Io non cancello – La mia vita fraintesa, di Emilio Isgrò con Chiara Gatti: il destino della parola

“In Italia non accade mai niente di davvero contemporaneo” quante volte abbiamo sentito dire questa frase? Sono proprio questi pensieri che tendono ad affievolire il vento necessario per proseguire nel viaggio della nostra identità culturale.
Così talvolta deponiamo la fiducia nel divenire del mondo sempre altrove, in luoghi lontani, forse mai visti: Dubai, Montecarlo, Hong Kong, Los Angeles, e così via.
E intanto mentre in tanti si accapiglino per scoprire una novità, o per un frammento di visibilità, qualcosa continua ad accadere. Come se un pudore quasi sacro la circondasse di una qualche preziosità, preservandola dalla luce del presente.
Vorrei parlarvi di una di queste preziosità preservata a lungo dalle luci del presente che oggi trova felice riconoscimento in Italia e all’estero. Un artista che ci fa vedere quanto le parole siano importanti, dando loro nuova vita, qualcosa che attraversa da sessant’anni circa la Storia della nostra Penisola e che trova sempre molteplici forme espressive: un recente documentario su di lui, mostre nei più importanti musei e anche un libro leggero e leggibile, che ci arriva dopo tanto viaggiare.
“Io non cancello – La mia vita fraintesa” di Emilio Isgrò con Chiara Gatti, edito da Solferino Libri, è anche – tra le tante cose – tutto questo.
Per chi non conoscesse Emilio Isgrò, siamo davanti a un artista contemporaneo che dagli anni ’60 ha dato vita al suo progetto d’arte che oggi è riconosciuto da tutti come “cancellatura”. Per esemplificare è l’artista che ha “cancellato” l’enciclopedia Treccani e la Costituzione italiana.

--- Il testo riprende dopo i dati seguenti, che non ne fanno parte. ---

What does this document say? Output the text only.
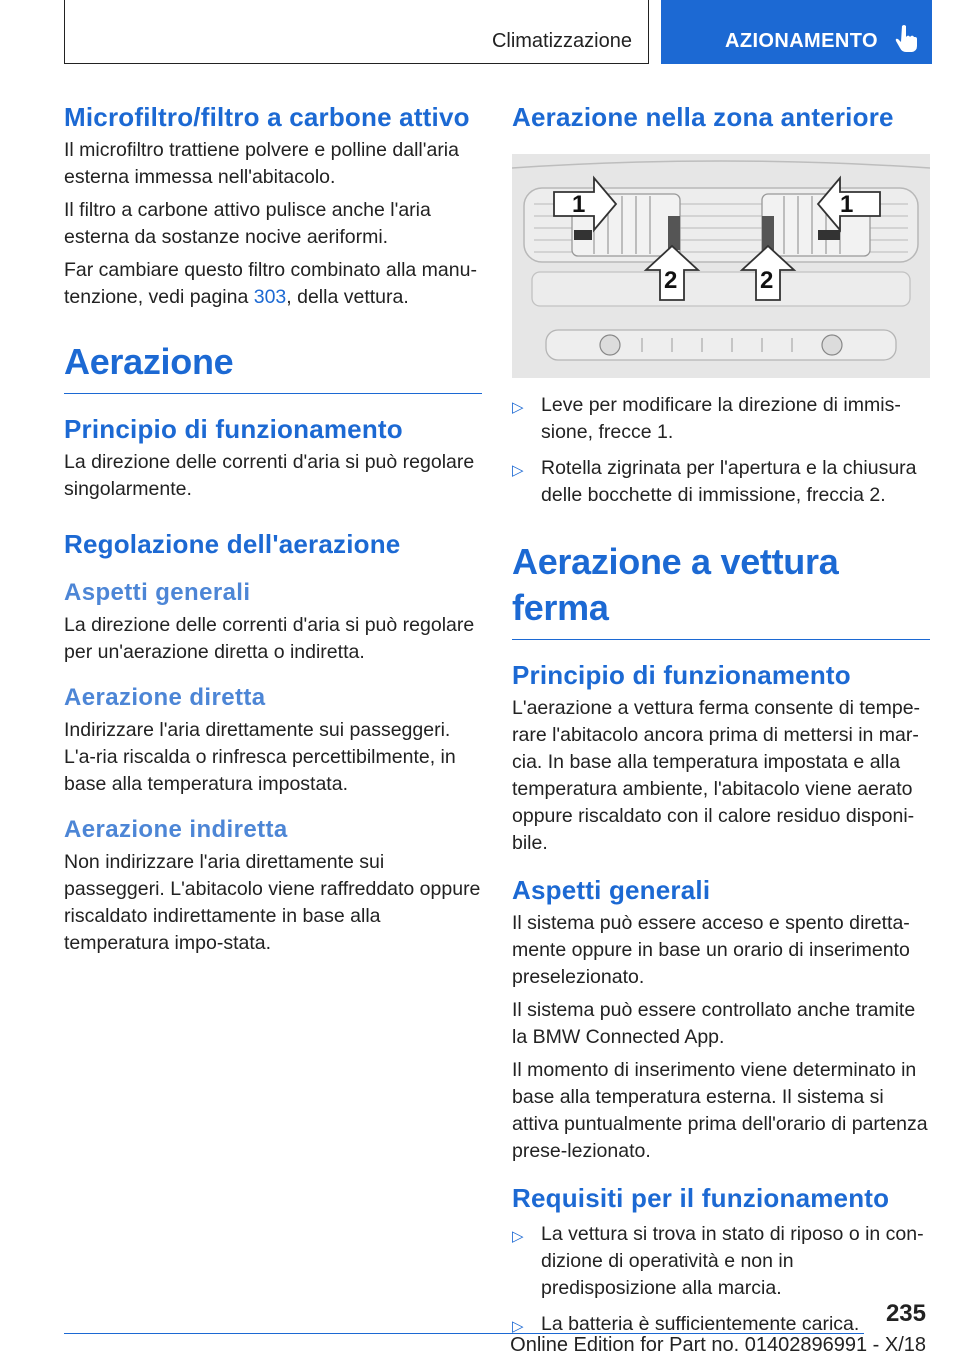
Climatizzazione	AZIONAMENTO
Microfiltro/filtro a carbone attivo

Il microfiltro trattiene polvere e polline dall'aria esterna immessa nell'abitacolo.

Il filtro a carbone attivo pulisce anche l'aria esterna da sostanze nocive aeriformi.

Far cambiare questo filtro combinato alla manu‐tenzione, vedi pagina 303, della vettura.

Aerazione
Principio di funzionamento

La direzione delle correnti d'aria si può regolare singolarmente.

Regolazione dell'aerazione
Aspetti generali

La direzione delle correnti d'aria si può regolare per un'aerazione diretta o indiretta.

Aerazione diretta

Indirizzare l'aria direttamente sui passeggeri. L'a‐ria riscalda o rinfresca percettibilmente, in base alla temperatura impostata.

Aerazione indiretta

Non indirizzare l'aria direttamente sui passeggeri. L'abitacolo viene raffreddato oppure riscaldato indirettamente in base alla temperatura impo‐stata.

Aerazione nella zona anteriore
1	1
2	2
▷ Leve per modificare la direzione di immis‐sione, frecce 1.
▷ Rotella zigrinata per l'apertura e la chiusura delle bocchette di immissione, freccia 2.
Aerazione a vettura ferma
Principio di funzionamento

L'aerazione a vettura ferma consente di tempe‐rare l'abitacolo ancora prima di mettersi in mar‐cia. In base alla temperatura impostata e alla temperatura ambiente, l'abitacolo viene aerato oppure riscaldato con il calore residuo disponi‐bile.

Aspetti generali

Il sistema può essere acceso e spento diretta‐mente oppure in base un orario di inserimento preselezionato.

Il sistema può essere controllato anche tramite la BMW Connected App.

Il momento di inserimento viene determinato in base alla temperatura esterna. Il sistema si attiva puntualmente prima dell'orario di partenza prese‐lezionato.

Requisiti per il funzionamento
▷ La vettura si trova in stato di riposo o in con‐dizione di operatività e non in predisposizione alla marcia.
▷ La batteria è sufficientemente carica.	235
Online Edition for Part no. 01402896991 - X/18
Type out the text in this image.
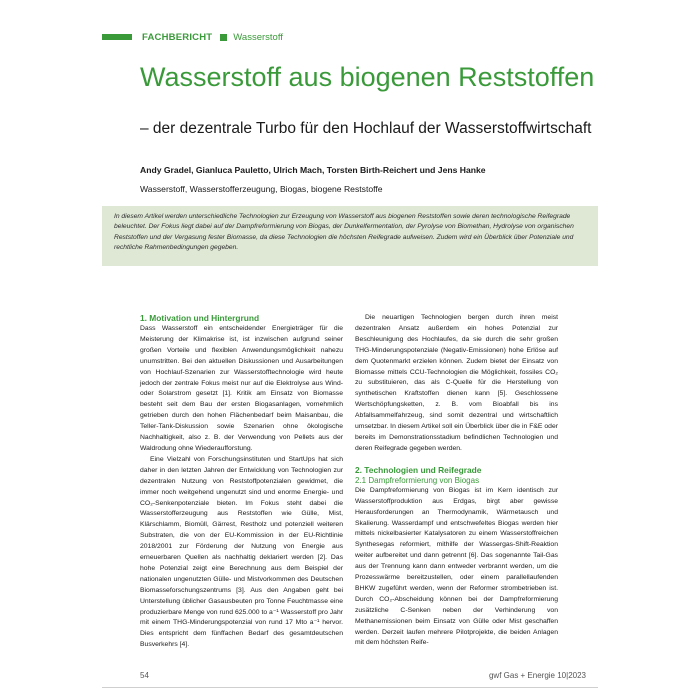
FACHBERICHT Wasserstoff
Wasserstoff aus biogenen Reststoffen
– der dezentrale Turbo für den Hochlauf der Wasserstoffwirtschaft
Andy Gradel, Gianluca Pauletto, Ulrich Mach, Torsten Birth-Reichert und Jens Hanke
Wasserstoff, Wasserstofferzeugung, Biogas, biogene Reststoffe
In diesem Artikel werden unterschiedliche Technologien zur Erzeugung von Wasserstoff aus biogenen Reststoffen sowie deren technologische Reifegrade beleuchtet. Der Fokus liegt dabei auf der Dampfreformierung von Biogas, der Dunkelfermentation, der Pyrolyse von Biomethan, Hydrolyse von organischen Reststoffen und der Vergasung fester Biomasse, da diese Technologien die höchsten Reifegrade aufweisen. Zudem wird ein Überblick über Potenziale und rechtliche Rahmenbedingungen gegeben.
1. Motivation und Hintergrund

Dass Wasserstoff ein entscheidender Energieträger für die Meisterung der Klimakrise ist, ist inzwischen aufgrund seiner großen Vorteile und flexiblen Anwendungsmöglichkeit nahezu unumstritten. Bei den aktuellen Diskussionen und Ausarbeitungen von Hochlauf-Szenarien zur Wasserstofftechnologie wird heute jedoch der zentrale Fokus meist nur auf die Elektrolyse aus Wind- oder Solarstrom gesetzt [1]. Kritik am Einsatz von Biomasse besteht seit dem Bau der ersten Biogasanlagen, vornehmlich getrieben durch den hohen Flächenbedarf beim Maisanbau, die Teller-Tank-Diskussion sowie Szenarien ohne ökologische Nachhaltigkeit, also z. B. der Verwendung von Pellets aus der Waldrodung ohne Wiederaufforstung.

Eine Vielzahl von Forschungsinstituten und StartUps hat sich daher in den letzten Jahren der Entwicklung von Technologien zur dezentralen Nutzung von Reststoffpotenzialen gewidmet, die immer noch weitgehend ungenutzt sind und enorme Energie- und CO₂-Senkenpotenziale bieten. Im Fokus steht dabei die Wasserstofferzeugung aus Reststoffen wie Gülle, Mist, Klärschlamm, Biomüll, Gärrest, Restholz und potenziell weiteren Substraten, die von der EU-Kommission in der EU-Richtlinie 2018/2001 zur Förderung der Nutzung von Energie aus erneuerbaren Quellen als nachhaltig deklariert werden [2]. Das hohe Potenzial zeigt eine Berechnung aus dem Beispiel der nationalen ungenutzten Gülle- und Mistvorkommen des Deutschen Biomasseforschungszentrums [3]. Aus den Angaben geht bei Unterstellung üblicher Gasausbeuten pro Tonne Feuchtmasse eine produzierbare Menge von rund 625.000 to a⁻¹ Wasserstoff pro Jahr mit einem THG-Minderungspotenzial von rund 17 Mto a⁻¹ hervor. Dies entspricht dem fünffachen Bedarf des gesamtdeutschen Busverkehrs [4].

Die neuartigen Technologien bergen durch ihren meist dezentralen Ansatz außerdem ein hohes Potenzial zur Beschleunigung des Hochlaufes, da sie durch die sehr großen THG-Minderungspotenziale (Negativ-Emissionen) hohe Erlöse auf dem Quotenmarkt erzielen können. Zudem bietet der Einsatz von Biomasse mittels CCU-Technologien die Möglichkeit, fossiles CO₂ zu substituieren, das als C-Quelle für die Herstellung von synthetischen Kraftstoffen dienen kann [5]. Geschlossene Wertschöpfungsketten, z. B. vom Bioabfall bis ins Abfallsammelfahrzeug, sind somit dezentral und wirtschaftlich umsetzbar. In diesem Artikel soll ein Überblick über die in F&E oder bereits im Demonstrationsstadium befindlichen Technologien und deren Reifegrade gegeben werden.

2. Technologien und Reifegrade
2.1 Dampfreformierung von Biogas

Die Dampfreformierung von Biogas ist im Kern identisch zur Wasserstoffproduktion aus Erdgas, birgt aber gewisse Herausforderungen an Thermodynamik, Wärmetausch und Skalierung. Wasserdampf und entschwefeltes Biogas werden hier mittels nickelbasierter Katalysatoren zu einem Wasserstoffreichen Synthesegas reformiert, mithilfe der Wassergas-Shift-Reaktion weiter aufbereitet und dann getrennt [6]. Das sogenannte Tail-Gas aus der Trennung kann dann entweder verbrannt werden, um die Prozesswärme bereitzustellen, oder einem parallellaufenden BHKW zugeführt werden, wenn der Reformer strombetrieben ist. Durch CO₂-Abscheidung können bei der Dampfreformierung zusätzliche C-Senken neben der Verhinderung von Methanemissionen beim Einsatz von Gülle oder Mist geschaffen werden. Derzeit laufen mehrere Pilotprojekte, die beiden Anlagen mit dem höchsten Reife-

54	gwf Gas + Energie 10|2023
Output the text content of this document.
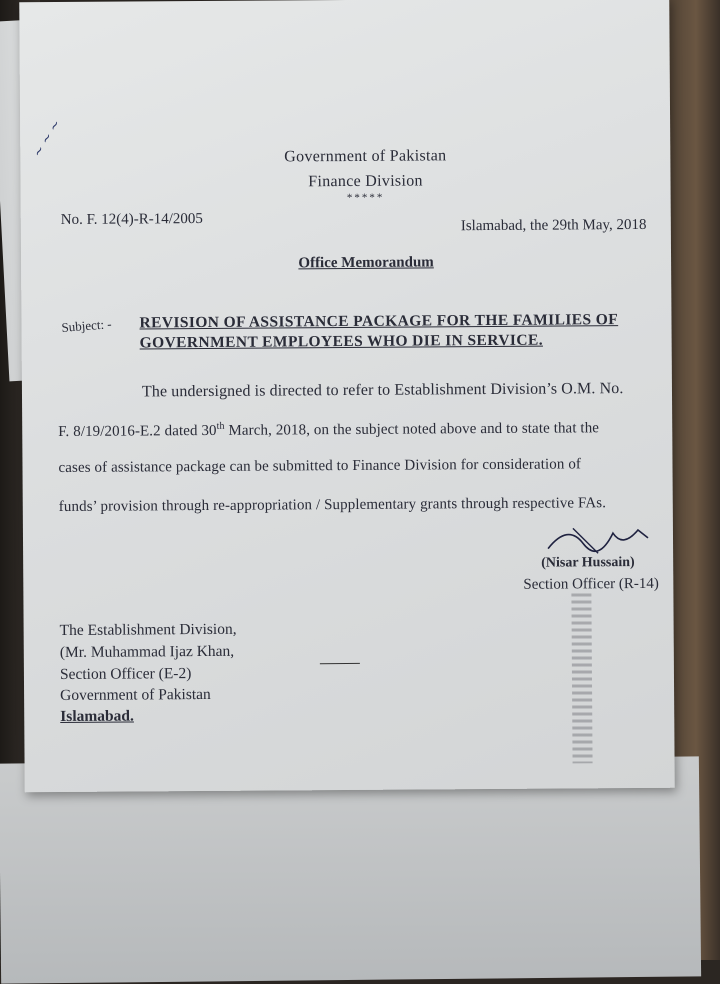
~ ~ ~	Government of Pakistan

Finance Division

*****

No. F. 12(4)-R-14/2005	Islamabad, the 29th May, 2018

Office Memorandum

Subject: - REVISION OF ASSISTANCE PACKAGE FOR THE FAMILIES OF GOVERNMENT EMPLOYEES WHO DIE IN SERVICE.

The undersigned is directed to refer to Establishment Division’s O.M. No.

F. 8/19/2016-E.2 dated 30th March, 2018, on the subject noted above and to state that the

cases of assistance package can be submitted to Finance Division for consideration of

funds’ provision through re-appropriation / Supplementary grants through respective FAs.

(Nisar Hussain)

Section Officer (R-14)

The Establishment Division,

(Mr. Muhammad Ijaz Khan,

Section Officer (E-2)

Government of Pakistan

Islamabad.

Nato poeta, parte dalla Sicilia per sbarcare a Milano, dove diventa giornalista. A Venezia scriverà per la redazione del Gazzettino nelle pagine dedicate alla cultura, poi già artista contemporaneo tornerà a Milano, sua nuova casa, lavorando all’intuizione avuta nel 1964 della “cancellatura”, sviluppando il suo primo nucleo in progetti sempre più ampi e articolati che lo porteranno fin dentro al Quirinale, e finalmente stimato artista, oltre i confini nazionali.
“Lo scarto, l’opacizzazione, la censura, l’iconoclastia, l’oblio, il negazionismo, il revisionismo sono lontanissimi da un’idea di cancellatura che lascia affiorare l’essenza, che modifica, agisce creativamente sul testo, per sottolinearne l’anima e la potenza” (p. 195).
Chi per sbaglio ha letto i miei articoli sull’arte contemporanea sa che una delle mie priorità è quella di trovare delle chiavi di accesso ad un mondo che ci pare sempre oscuro e poco comprensibile.

Il libro di Isgrò è a mio avviso anche un ottimo passaggio attraverso il mondo dell’arte americana e italiana, attraverso il punto di vista di un artista che ha vissuto in stretto contatto con la cultura italiana dagli anni ’60 ad oggi, e che non ha mai smesso di interrogarsi sul suo operare e su quello dei suoi colleghi.
“Ma, davanti all’avanzata dell’arte americana più corriva e compiacente e della cultura dell’immagine in un’epoca ridondante di media così travolgenti da renderci ciechi io trasformai in immagine la parola come avevano fatto i cubisti e i futuristi a inizio secolo, quando inserivano strappi di giornale nella pittura, per creare valori emotivi fondati sulla verbalità” (p. 97).

Nel leggerlo ho potuto rivivere l’incredibile fermento della Milano degli anni d’oro, che hanno reso la città quello che conosciamo, ripassando alcuni dei momenti salienti della vita culturale della penisola, mentre al tempo stesso approfondivo con piacere il senso del gesto d’arte che hanno reso Emilio un poeta del nostro tempo.

Un libro che potrebbe soprattutto aprire a due considerazioni importanti per me: cosa lasciare e cosa tenere nel crescente caos in cui ci troviamo, e quale sia la strada sacra da seguire per tornare ad appropriarci del nostro presente senza perdere di vista il mondo che ci circonda.

Il libro recensito è stato cortesemente fornito dalla casa editrice.